Abstract Recurrent medulloblastoma (MB) remains a devastating pediatric brain tumor with <10% survival. CAR-T cells have shown promise in aggressive childhood brain tumors, but success in MB is limited by suitable cell-surface targets. Requirements for efficacious CAR-T antigens include that levels in clinical specimens exceed CAR-T detection thresholds and absence in vital tissues. We profiled the CAR-T antigen landscape of MB using unbiased surfaceome analysis from tumor and normal tissue transcriptomes and precisely quantified antigen densities of selected candidates on tumor biopsies. We found that MB closely resembles prenatal brain and expresses several oncofetal proteins, ranking Glypican-2 (GPC2) as the top candidate. GPC2 antigen densities ranged from 0-15944 molecules/cell on GR3/GR4-MB subgroups (mean: 5019 +/-1595), which often exhibit diminished cure rates. Antigen density determines CAR-T potency and we previously engineered GPC2-CAR-Ts tuned towards clinical densities on neuroblastoma and demonstrated that cJUN-overexpression (OE) augments their potency by lowering antigen detection thresholds (Heitzeneder et. al, 2022).
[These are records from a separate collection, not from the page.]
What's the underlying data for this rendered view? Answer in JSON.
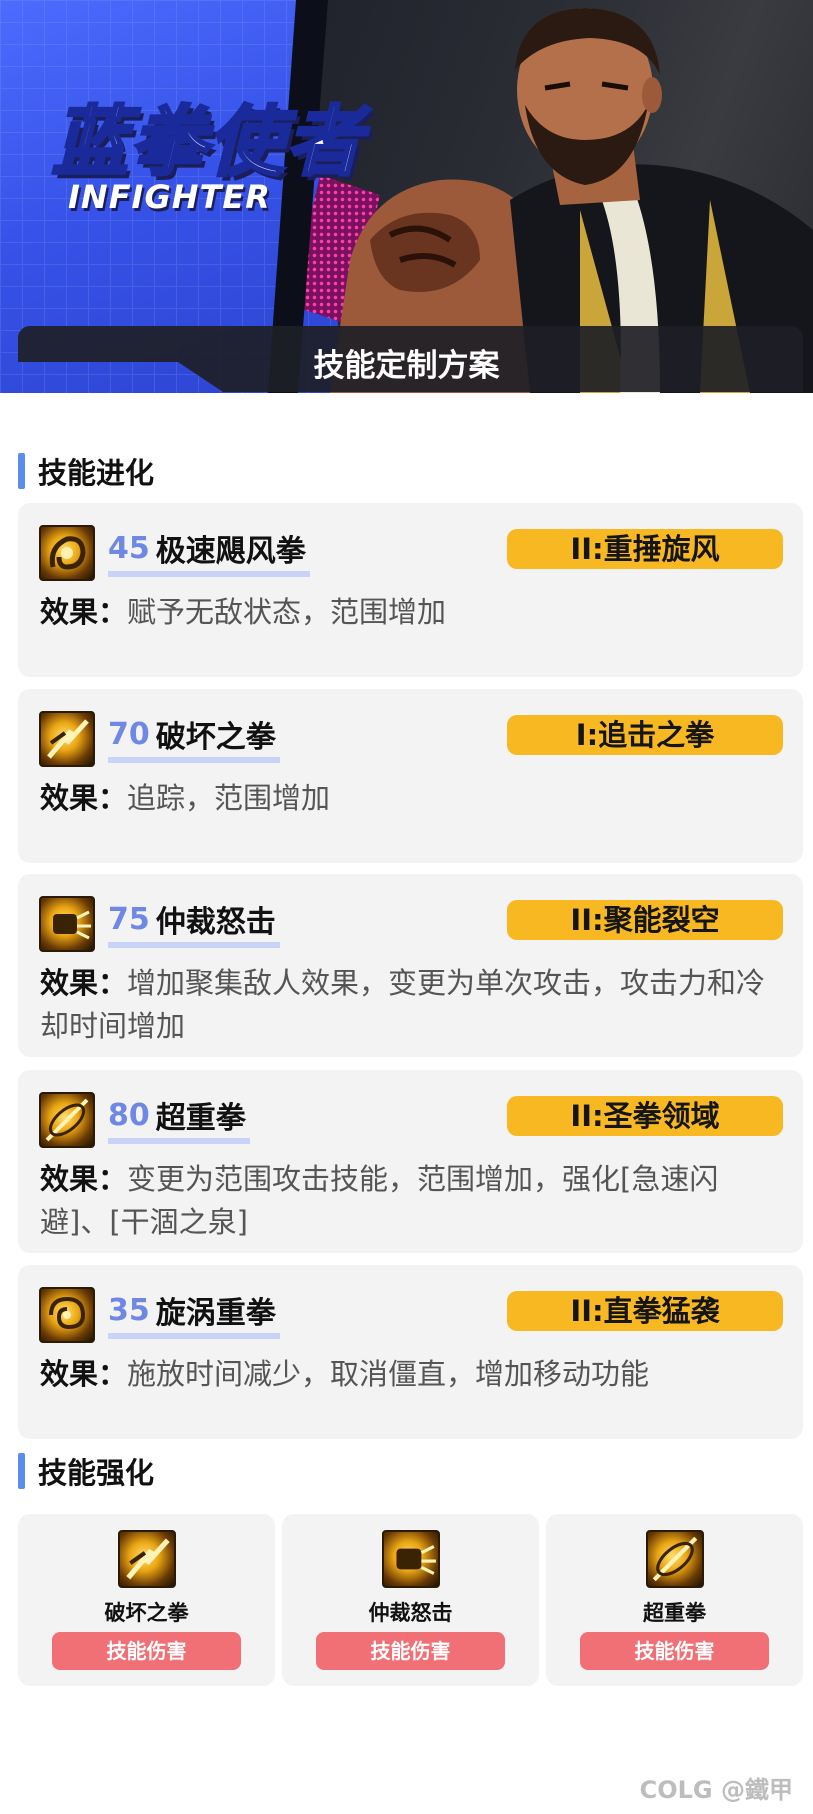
{
  "banner": {
    "title": "蓝拳使者",
    "subtitle": "INFIGHTER",
    "bar_title": "技能定制方案"
  },
  "sections": {
    "evolution": "技能进化",
    "enhance": "技能强化"
  },
  "effect_label": "效果：",
  "skills": [
    {
      "level": "45",
      "name": "极速飓风拳",
      "tag": "II:重捶旋风",
      "effect": "赋予无敌状态，范围增加",
      "icon": "whirlwind-fist-icon"
    },
    {
      "level": "70",
      "name": "破坏之拳",
      "tag": "I:追击之拳",
      "effect": "追踪，范围增加",
      "icon": "destruction-fist-icon"
    },
    {
      "level": "75",
      "name": "仲裁怒击",
      "tag": "II:聚能裂空",
      "effect": "增加聚集敌人效果，变更为单次攻击，攻击力和冷却时间增加",
      "icon": "arbitration-strike-icon"
    },
    {
      "level": "80",
      "name": "超重拳",
      "tag": "II:圣拳领域",
      "effect": "变更为范围攻击技能，范围增加，强化[急速闪避]、[干涸之泉]",
      "icon": "super-heavy-fist-icon"
    },
    {
      "level": "35",
      "name": "旋涡重拳",
      "tag": "II:直拳猛袭",
      "effect": "施放时间减少，取消僵直，增加移动功能",
      "icon": "vortex-fist-icon"
    }
  ],
  "enhancements": [
    {
      "name": "破坏之拳",
      "button": "技能伤害",
      "icon": "destruction-fist-icon"
    },
    {
      "name": "仲裁怒击",
      "button": "技能伤害",
      "icon": "arbitration-strike-icon"
    },
    {
      "name": "超重拳",
      "button": "技能伤害",
      "icon": "super-heavy-fist-icon"
    }
  ],
  "watermark": "COLG @鐵甲",
  "colors": {
    "accent_blue": "#5b8cf0",
    "level_blue": "#6f88e6",
    "tag_yellow": "#f8b822",
    "button_red": "#f07076",
    "card_bg": "#f3f3f4"
  }
}
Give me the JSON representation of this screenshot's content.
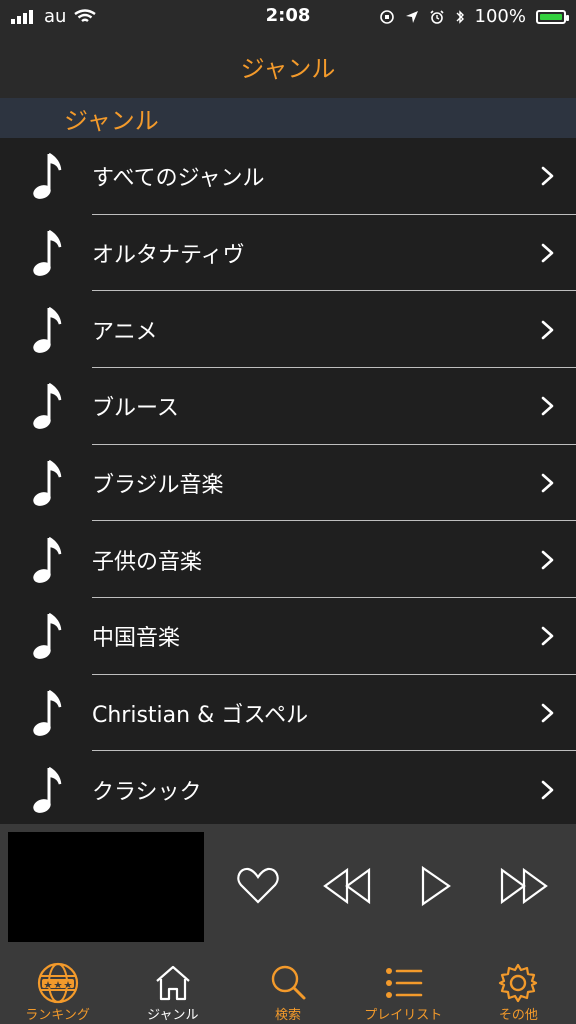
{
  "status": {
    "carrier": "au",
    "time": "2:08",
    "battery_percent": "100%"
  },
  "nav": {
    "title": "ジャンル"
  },
  "section": {
    "title": "ジャンル"
  },
  "genres": [
    "すべてのジャンル",
    "オルタナティヴ",
    "アニメ",
    "ブルース",
    "ブラジル音楽",
    "子供の音楽",
    "中国音楽",
    "Christian & ゴスペル",
    "クラシック"
  ],
  "tabs": [
    {
      "label": "ランキング",
      "icon": "ranking-globe-icon",
      "color": "#f39a2b"
    },
    {
      "label": "ジャンル",
      "icon": "home-icon",
      "color": "#ffffff"
    },
    {
      "label": "検索",
      "icon": "search-icon",
      "color": "#f39a2b"
    },
    {
      "label": "プレイリスト",
      "icon": "list-icon",
      "color": "#f39a2b"
    },
    {
      "label": "その他",
      "icon": "gear-icon",
      "color": "#f39a2b"
    }
  ],
  "colors": {
    "accent": "#f39a2b",
    "section_bg": "#2d3440",
    "list_bg": "#1f1f1f",
    "player_bg": "#3a3a3a"
  }
}
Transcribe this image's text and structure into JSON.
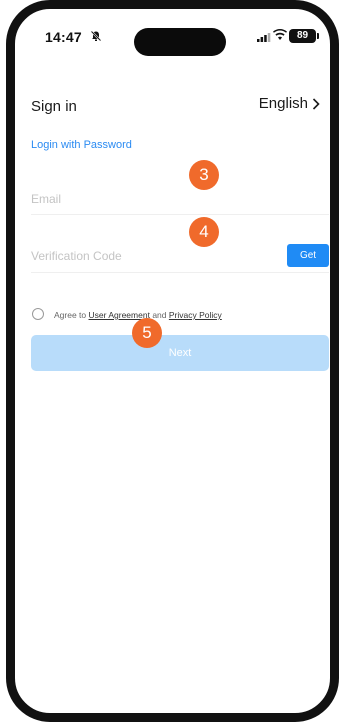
{
  "status_bar": {
    "time": "14:47",
    "battery": "89",
    "icons": [
      "bell-muted-icon",
      "signal-icon",
      "wifi-icon",
      "battery-icon"
    ]
  },
  "header": {
    "title": "Sign in",
    "language": "English"
  },
  "login_with_password": "Login with Password",
  "email": {
    "placeholder": "Email"
  },
  "verification": {
    "placeholder": "Verification Code",
    "get_label": "Get"
  },
  "agreement": {
    "prefix": "Agree to",
    "user_agreement": "User Agreement",
    "and": "and",
    "privacy_policy": "Privacy Policy"
  },
  "next_label": "Next",
  "markers": [
    "3",
    "4",
    "5"
  ],
  "colors": {
    "accent": "#1f8bf5",
    "link": "#2b8bf2",
    "next_disabled": "#b8dcfa",
    "marker": "#f06a2b"
  }
}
Here, we employ orthotopic xenograft models and locoregional CAR-T delivery to study the interplay between GPC2 antigen density and CAR potency and inform a phase-1 study design. We found that both GPC2-CAR-Ts (+/-cJUN) mediate durable disease control against GPC2-intermediate GR4-MB (ICB1299: 8979 mol/cell and MBT375, newly established PDX: 6270 mol/cell). In a highly aggressive, MYC-amplified, GPC2-high GR3-MB model (SU_MB002: 18493 mol/cell), recurrence was observed in 3/5 mice post GPC2-CAR, while repeated dosing or cJUN-OE significantly improved persistence and long-term anti-tumor control. In a GPC2-low, GR3-MB model (HDMB03: 2750 mol/cell) used to further dissect antigen detection limits, only cJUN.GPC2-CAR maintained anti-tumor responses. These data support an upcoming phase-1 clinical trial at Stanford, testing repeated, locoregional GPC2-CAR-T infusions in patients with recurrent/refractory MB and emphasize needing to enroll subjects with GPC2+ disease, that is predicted to be above CAR detection thresholds, aiming to provide targeted treatment options for this devastating malignancy.